Well.. the 35mm Canon lens turned out to have a an Angel Of View of about 36.64 and a Focal Length of 30.38 (that's what a 3D tracker said).
Now.. how do I come up with those numbers?
I need to know the same thing from a 24mm / 50mm / 55mm / 85mm lens too.
It's shoot on 35mm.. Full Aperture I would assume (there was no recording of sound). It has been Telecined to PAL resolution.
Why does everything turn out more difficult in the end.. why oh why..
danylyon
02-19-2003, 02:40 PM
I think I'll just change the other Lenses respectively.
It might be due to scaling in telecine (I told them about 5 times not too..*grr*)
I don't have the time to sort things perfectly out.. I'll creatively fix everything up.. *hurray*
Motion Control is a nightmare.
mark_wilkins
02-19-2003, 04:37 PM
Scaling in telecine will never make a lens appear *wider*, as that would imply increasing the field of view, which is already defined as the angle across which the camera captures all of its image information. In other words, if it looks like a 30mm lens after telecine (and you don't have black around the edges) then you had extra image information at the edges to start with.
HOWEVER, you need to keep a few things in mind:
* If you were shooting, say, Super 35 and your 3D tracking software were told it were looking at an Academy plate, you could well be told that your lens was 30mm when it was actually 35. The reason is that the software would be assuming that the picture came from a smaller part of the film, and thus required a wider lens to capture it.
* If you were assuming that your image were cropped in a certain way, and plugged those assumptions into your 3D tracker, while the telecine operator dutifully set up to capture all the image information on the film, edge to edge, you'd have the same problem.
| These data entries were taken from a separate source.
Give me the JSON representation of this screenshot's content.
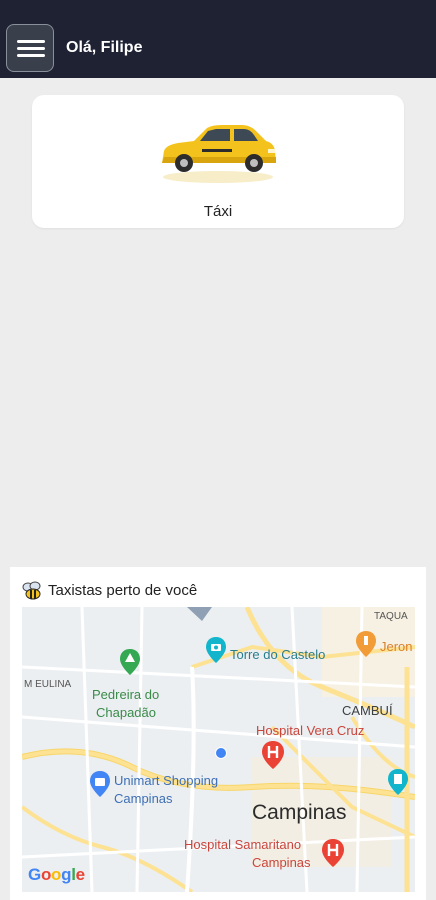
{
  "header": {
    "greeting": "Olá, Filipe",
    "background": "#1e2233"
  },
  "service": {
    "label": "Táxi",
    "icon": "taxi-car-icon"
  },
  "map_section": {
    "title": "Taxistas perto de você",
    "icon": "bee-icon",
    "labels": {
      "taquaral": "TAQUA",
      "jeronimo": "Jeron",
      "torre": "Torre do Castelo",
      "eulina": "M EULINA",
      "pedreira_1": "Pedreira do",
      "pedreira_2": "Chapadão",
      "cambui": "CAMBUÍ",
      "vera_cruz": "Hospital Vera Cruz",
      "unimart_1": "Unimart Shopping",
      "unimart_2": "Campinas",
      "city": "Campinas",
      "samaritano_1": "Hospital Samaritano",
      "samaritano_2": "Campinas"
    },
    "logo": [
      "G",
      "o",
      "o",
      "g",
      "l",
      "e"
    ]
  },
  "colors": {
    "accent_taxi": "#f4c21d",
    "map_green": "#3a8a4a",
    "map_red": "#c9453c",
    "map_blue": "#4285f4"
  }
}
* Commercial 35mm still lenses are somewhat variable in focal length. Some 35mm lenses will be closer to 30mm and some may be a little longer. Angle of view can be affected by mounting adapters and so on, although usually that will make a lens seem longer rather than wider. Usually this variability doesn't matter because people aren't relying on the focal length to be strictly accurate, although the difference between 30 and 35 is more than I'd normally expect.